[PATCH v2] nvmet: force reconnect when number of queue changes

Wed Sep 28 09:01:55 PDT 2022

> two targets (*)

Yes, that is what it would be called in SCSI (2 - SCSI Target Devices).  In NVMe, that would more likely be 1 NVM Subsystem with 2 controllers (which could be on the same port - although that would not really be redundant; or on different ports - which would be more likely).  There's also TP4034 with 2 NVM subsystems - but that is a completely different discussion.

There is an AEN for firmware updates - "Firmware Activation Starting", but that one requires just a "pause" in command processing, and not new connections (it is for a different use case than what you're talking about).

If you had static controllers, then the Discovery Controller would report those changes; so, if you had persistent connections to the discovery controller, you'd know when it went away and when it returned.

For dynamic controllers, it's a little harder (since they all get reported under the single ID of FFFFh), so there is no change when a dynamic controller goes away and then comes back - on the same port).

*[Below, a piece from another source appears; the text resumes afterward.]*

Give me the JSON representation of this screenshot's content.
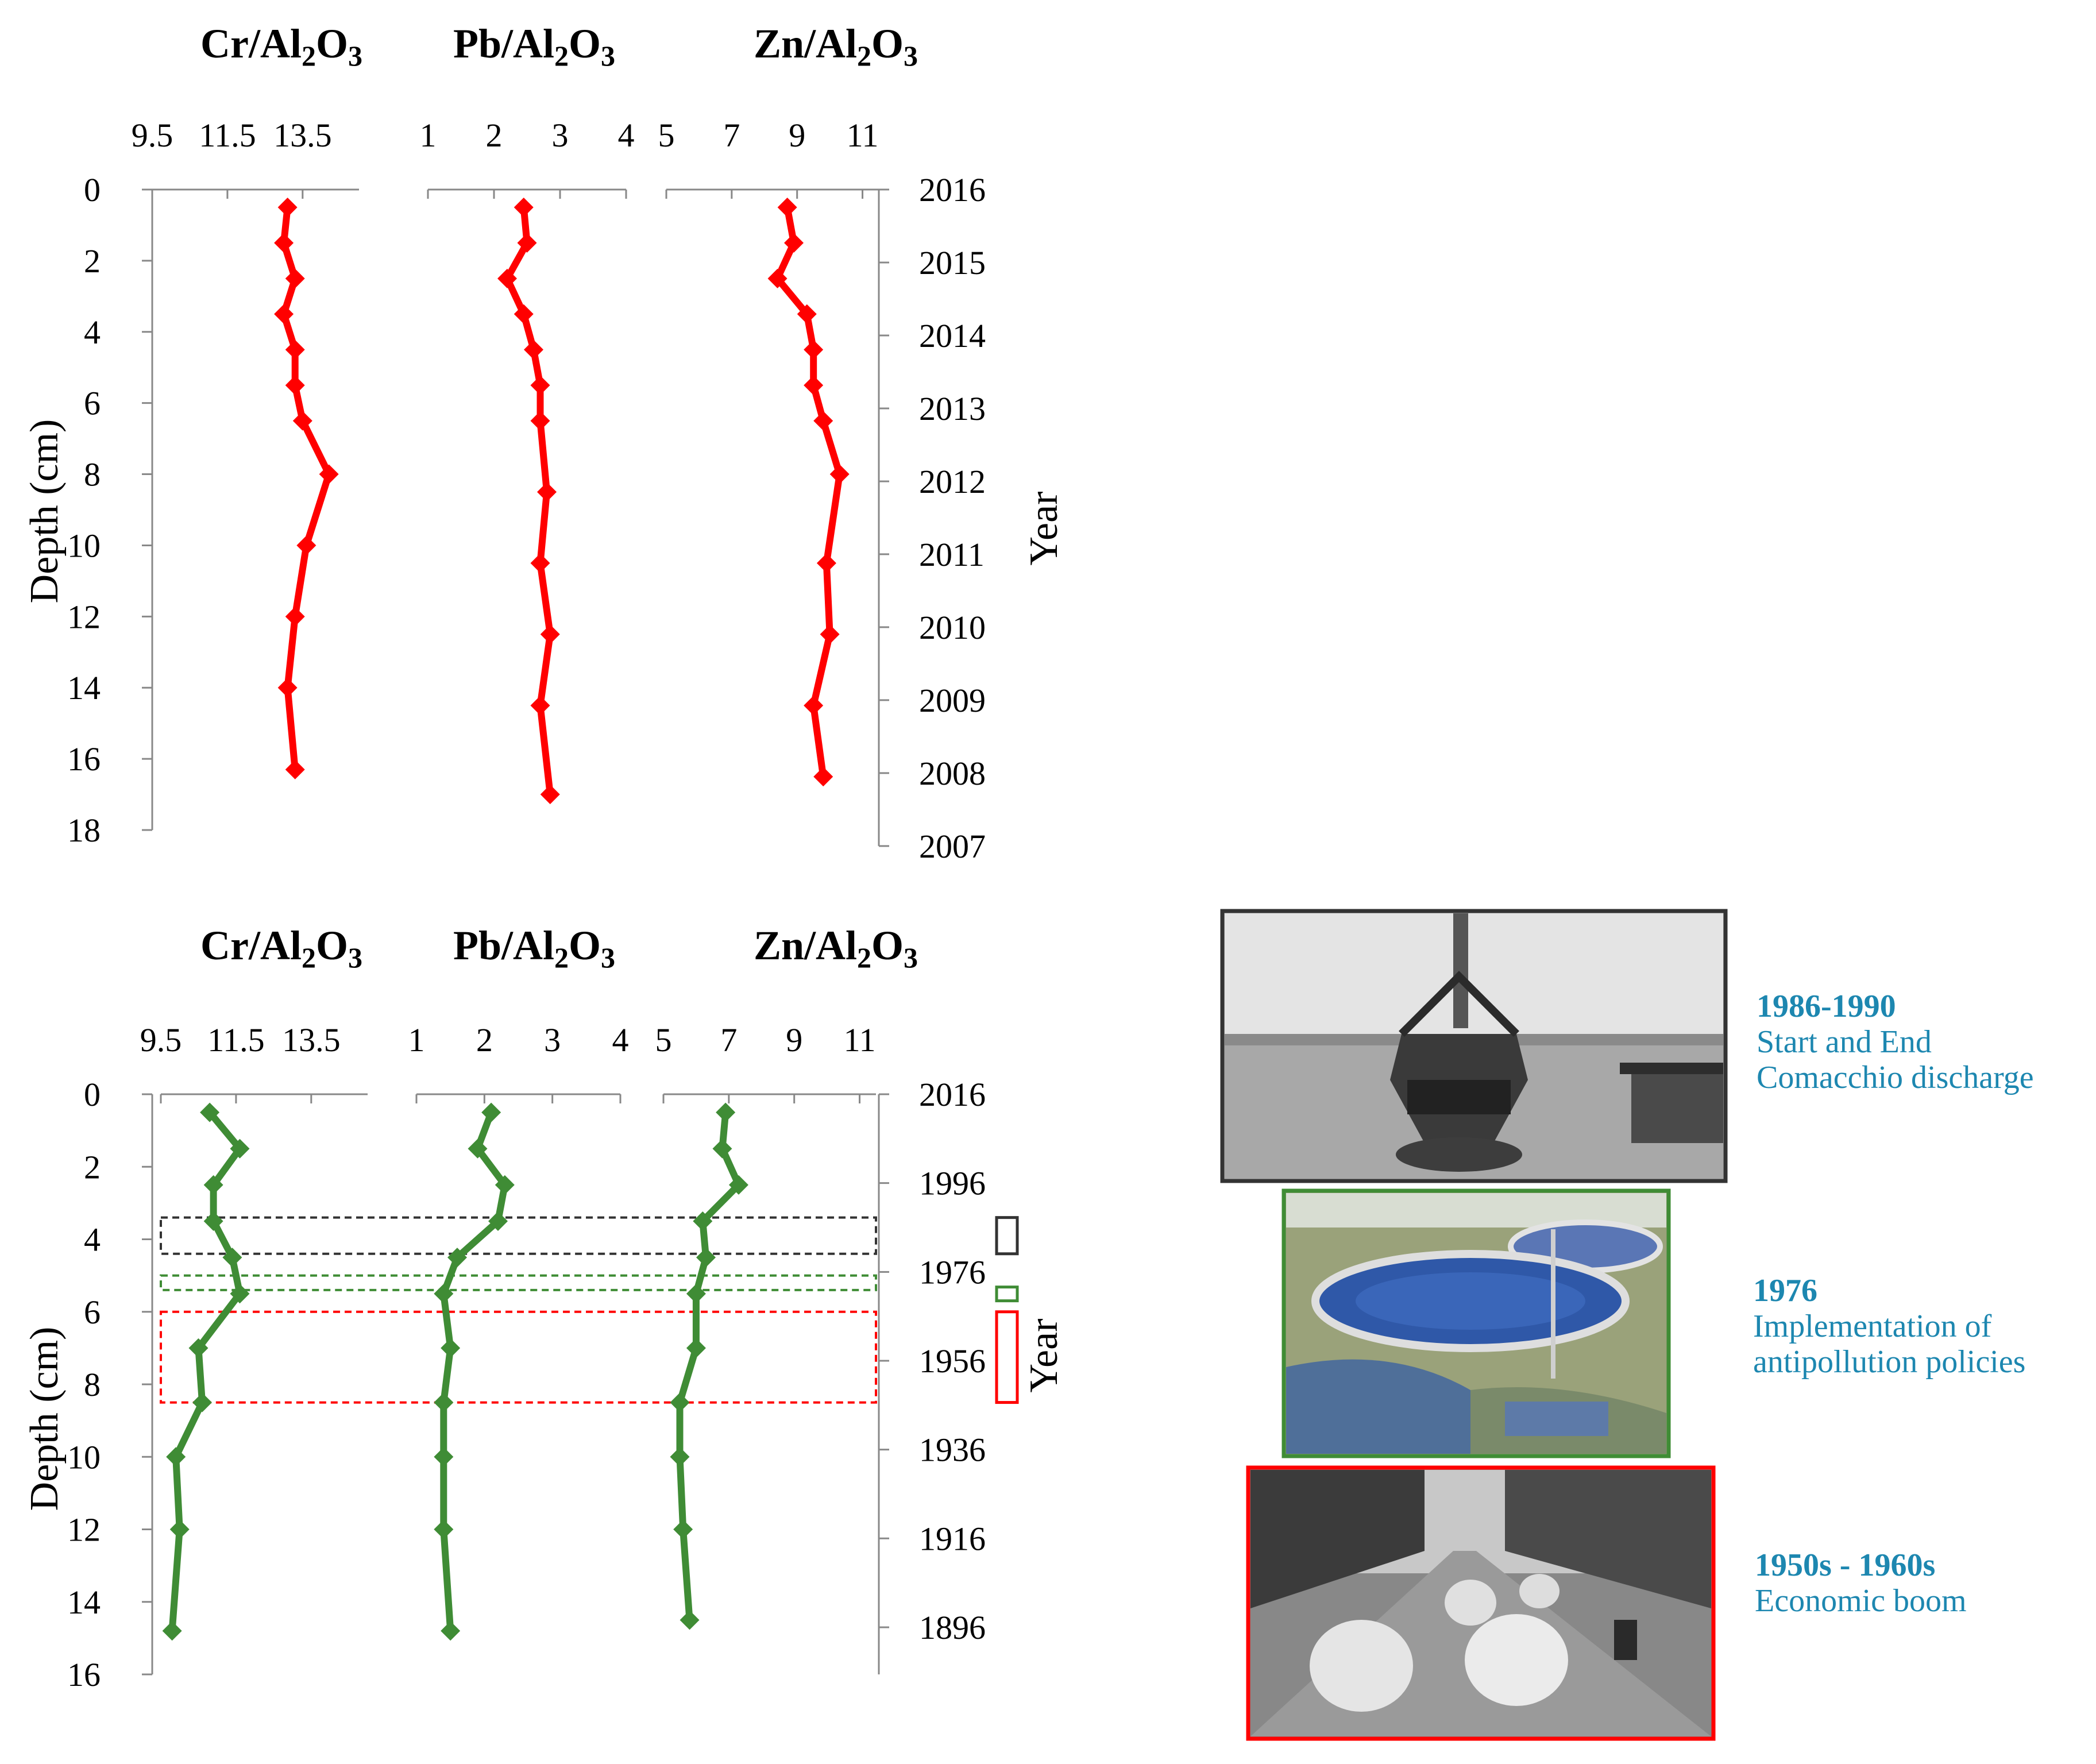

If these controllers were on different ports, and the whole port goes away, then the Discovery Controller should be reporting the changes - the removal of a whole port and then the addition of a whole port.  But you'd still need a persistent connection to the Discovery Controller so it can send the AEN to notify the host about those changes.

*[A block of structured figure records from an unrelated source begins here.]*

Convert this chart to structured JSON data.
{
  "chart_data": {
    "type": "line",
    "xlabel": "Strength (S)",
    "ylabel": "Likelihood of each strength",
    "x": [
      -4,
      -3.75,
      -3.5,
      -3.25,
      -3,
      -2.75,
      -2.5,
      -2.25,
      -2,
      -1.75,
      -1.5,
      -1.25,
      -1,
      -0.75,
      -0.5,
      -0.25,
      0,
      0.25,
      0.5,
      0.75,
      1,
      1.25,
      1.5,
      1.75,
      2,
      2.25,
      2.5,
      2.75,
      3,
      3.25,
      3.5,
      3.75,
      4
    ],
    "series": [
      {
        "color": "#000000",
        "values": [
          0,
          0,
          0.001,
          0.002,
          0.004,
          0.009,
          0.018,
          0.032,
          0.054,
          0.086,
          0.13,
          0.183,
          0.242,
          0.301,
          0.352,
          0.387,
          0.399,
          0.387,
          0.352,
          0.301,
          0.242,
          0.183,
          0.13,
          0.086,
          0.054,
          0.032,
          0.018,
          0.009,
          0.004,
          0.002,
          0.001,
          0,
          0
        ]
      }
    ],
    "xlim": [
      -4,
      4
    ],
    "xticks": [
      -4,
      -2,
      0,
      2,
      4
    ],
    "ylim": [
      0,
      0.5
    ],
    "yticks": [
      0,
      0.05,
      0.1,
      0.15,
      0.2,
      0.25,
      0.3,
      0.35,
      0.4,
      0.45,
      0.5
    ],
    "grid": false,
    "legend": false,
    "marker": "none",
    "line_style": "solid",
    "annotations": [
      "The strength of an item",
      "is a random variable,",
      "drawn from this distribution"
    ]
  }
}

I agree that adding some new feature just for a test case isn't really a good idea.  For one, it doesn't really test what would happen in the real world.

	Fred

> -----Original Message-----
> From: Daniel Wagner <dwagner at suse.de>
> Sent: Wednesday, September 28, 2022 9:51 AM
> To: Knight, Frederick <Frederick.Knight at netapp.com>
> Cc: Sagi Grimberg <sagi at grimberg.me>; linux-nvme at lists.infradead.org;
> Shinichiro Kawasaki <shinichiro.kawasaki at wdc.com>; hare at suse.de
> Subject: Re: [PATCH v2] nvmet: force reconnect when number of queue
> changes
> 
> NetApp Security WARNING: This is an external email. Do not click links or
> open attachments unless you recognize the sender and know the content is
> safe.
> 
> 
> 
> 
> On Wed, Sep 28, 2022 at 12:39:44PM +0000, Knight, Frederick wrote:
> > Would this be a case for a new AEN - controller configuration changed?
> > I'm also wondering exactly what changed in the controller?  It can't
> > be the "Number of Queues" feature (that can't change - The controller
> > shall not change the value allocated between resets.).  Is it the MQES
> > field in the CAP property that changes (queue size)?
> >
> > We already have change reporting for: Namespace attribute, Predictable
> > Latency, LBA status, EG aggregate, Zone descriptor, Discovery Log,
> > Reservations. We've questioned whether we need a Controller Attribute
> > Changed.
> >
> > Would this be a case for an exception?  Does the DNR bit apply only to
> > commands sent on queues that already exist (i.e., NOT the connect
> > command since that command is actually creating the queue)?  FWIW - I
> > don't like exceptions.
> >
> > Can you elaborate on exactly what is changing?
> 
> The background story is, that we have a setup with two targets (*) and the
> host is connected two both of them (HA setup). Both server run the same
> software version. The host is told via Number of Queues (Feature Identifier
> 07h) how many queues are supported (N queues).
> 
> Now, a software upgrade is started which takes first one server offline,
> updates it and brings it online again. Then the same process with the second
> server.
> 
> In the meantime the host tries to reconnect. Eventually, the reconnect is
> successful but the Number of Queues (Feature Identifier 07h) has changed to
> a smaller value, e.g N-2 queues.
> 
> My test case here is trying to replicated this scenario but just with one target.
> Hence the problem how to notify the host that it should reconnect. As you
> mentioned this is not to supposed to change as long a connection is
> established.
> 
> My understanding is that the current nvme target implementation in Linux
> doesn't really support this HA setup scenario hence my attempt to get it
> flying with one target. The DNR bit comes into play because I was toying
> with removing the subsystem from the port, changing the number of queues
> and re-adding the subsystem to the port.
> 
> This resulted in any request posted from the host seeing the DNR bit. The
> second attempt here was to delete the controller to force a reconnect. I
> agree it's also not really the right thing to do.
> 
> As far I can tell, what's is missing from a testing point of view is the ability to
> fail requests without the DNR bit set or the ability to tell the host to
> reconnect. Obviously, an AEN would be nice for this but I don't know if this is
> reason enough to extend the spec.
> 
> I can't really say if this is a real world scenario or just a result of trying to cut
> corners. Anyway, I am glad to do the work if we can agree on how this test
> case could be implemented.
> 
> Daniel
> 
> (*) not sure how to call it properly, is this one target or two targets?